Es wird keine .csv Datei auf der SD-Karte angelegt.

Ich kann mit Filezilla auf die Karte zugreifen sie ist mit FAT32 formatiert.
Der Datenlogger hat den richtigen Pfad (soweit ich es richtig verstanden habe)
Der Baustein gibt auf dwStatus eine 999 aus
Auf der Visu wird immer dieser rote Balken mit FILE ERROR.logging faild angezeigt.

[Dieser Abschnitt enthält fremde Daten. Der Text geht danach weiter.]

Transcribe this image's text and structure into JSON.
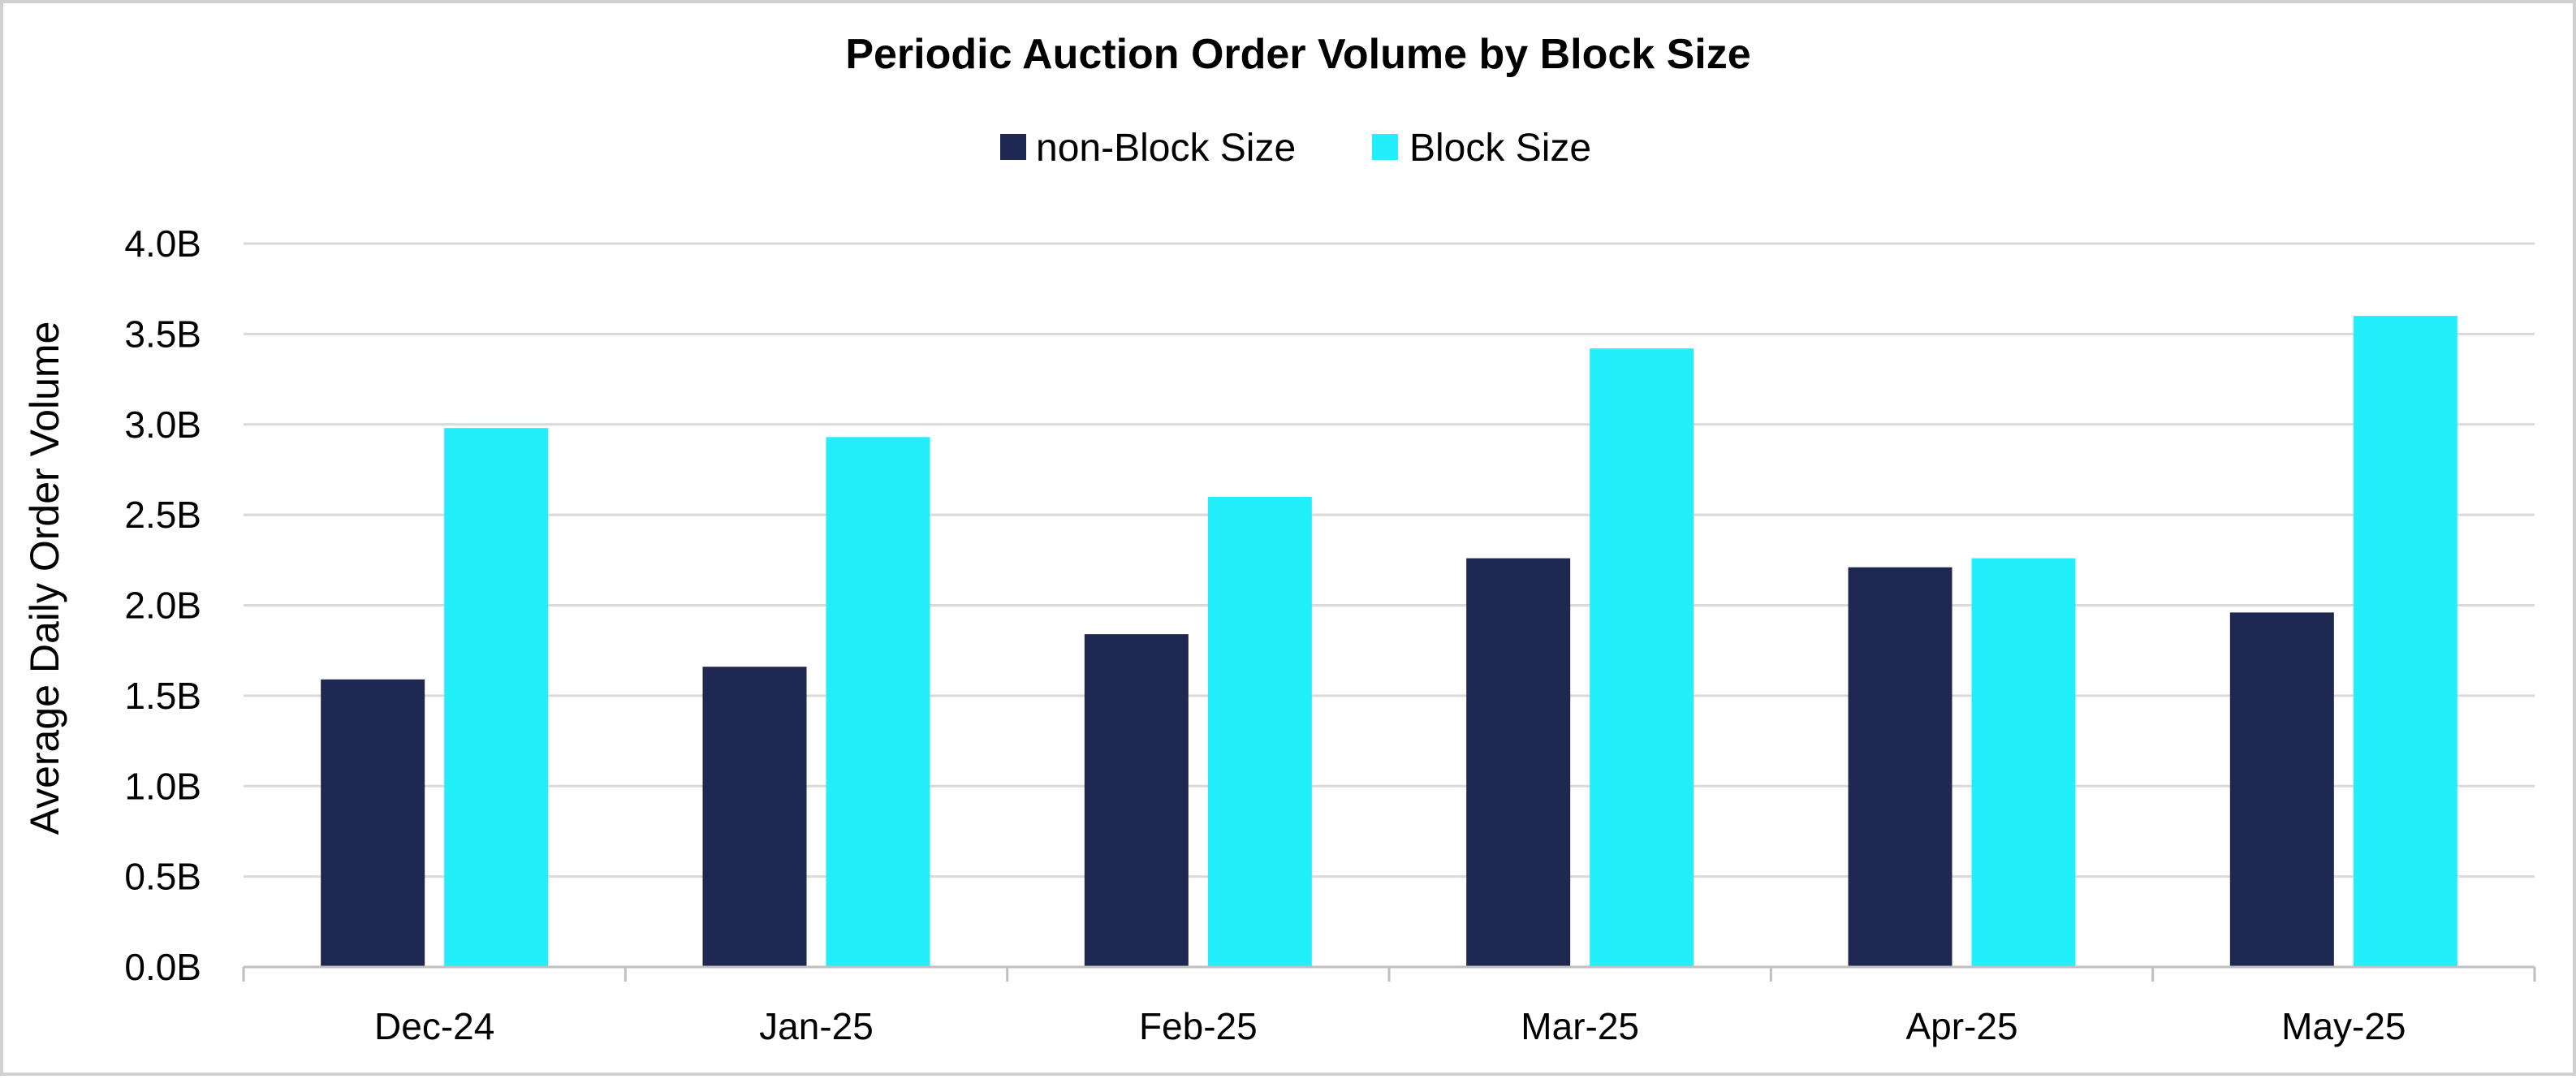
{
  "chart_data": {
    "type": "bar",
    "title": "Periodic Auction Order Volume by Block Size",
    "xlabel": "",
    "ylabel": "Average Daily Order  Volume",
    "categories": [
      "Dec-24",
      "Jan-25",
      "Feb-25",
      "Mar-25",
      "Apr-25",
      "May-25"
    ],
    "series": [
      {
        "name": "non-Block Size",
        "color": "#1f2850",
        "values": [
          1.59,
          1.66,
          1.84,
          2.26,
          2.21,
          1.96
        ]
      },
      {
        "name": "Block Size",
        "color": "#22eefc",
        "values": [
          2.98,
          2.93,
          2.6,
          3.42,
          2.26,
          3.6
        ]
      }
    ],
    "ylim": [
      0,
      4.0
    ],
    "yticks": [
      "0.0B",
      "0.5B",
      "1.0B",
      "1.5B",
      "2.0B",
      "2.5B",
      "3.0B",
      "3.5B",
      "4.0B"
    ],
    "y_unit": "B",
    "grid": true,
    "legend_position": "top-center"
  }
}
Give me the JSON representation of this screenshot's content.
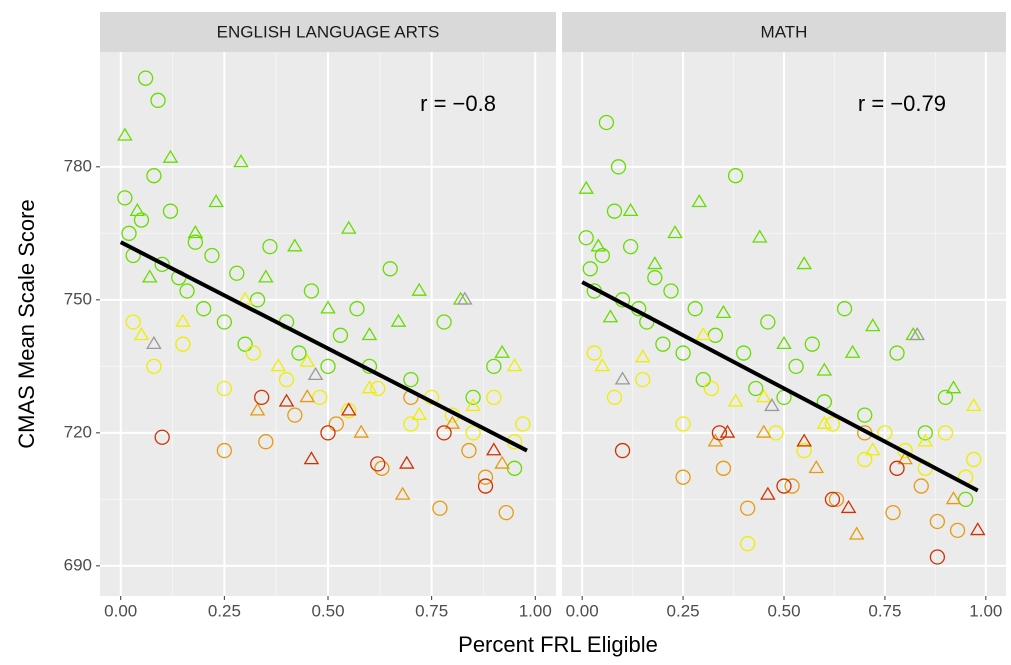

In der Channel Visu werden in jeder Zeile immer die gleihen Uhrzeiten angezeigt habt ihr da vielleicht auch einen Tip? 
Vielleicht hängt auch alles zusammen.


Vielen Dank im Voraus

Gruß

Dimi


----------



## Oberchefe (17 Oktober 2022)

beim 880er Controller ist der Pfad der SD-Karte 's:\'
dürfte bei deinem gleich sein?


----------



## Oberchefe (17 Oktober 2022)

> 999 – Wenn die Datei nicht geöffnet oder erstellt werden kann (meist aufgrund eines
> unerwarteten Aussteckens des Speichermediums, eines fehlerhaften
> Dateipfads und/oder Dateinamens), wird eine Meldung in der CODESYS-
> Visualisierung angezeigt. Dabei läuft die Funktion ohne den Schreibvorgang
> ...


----------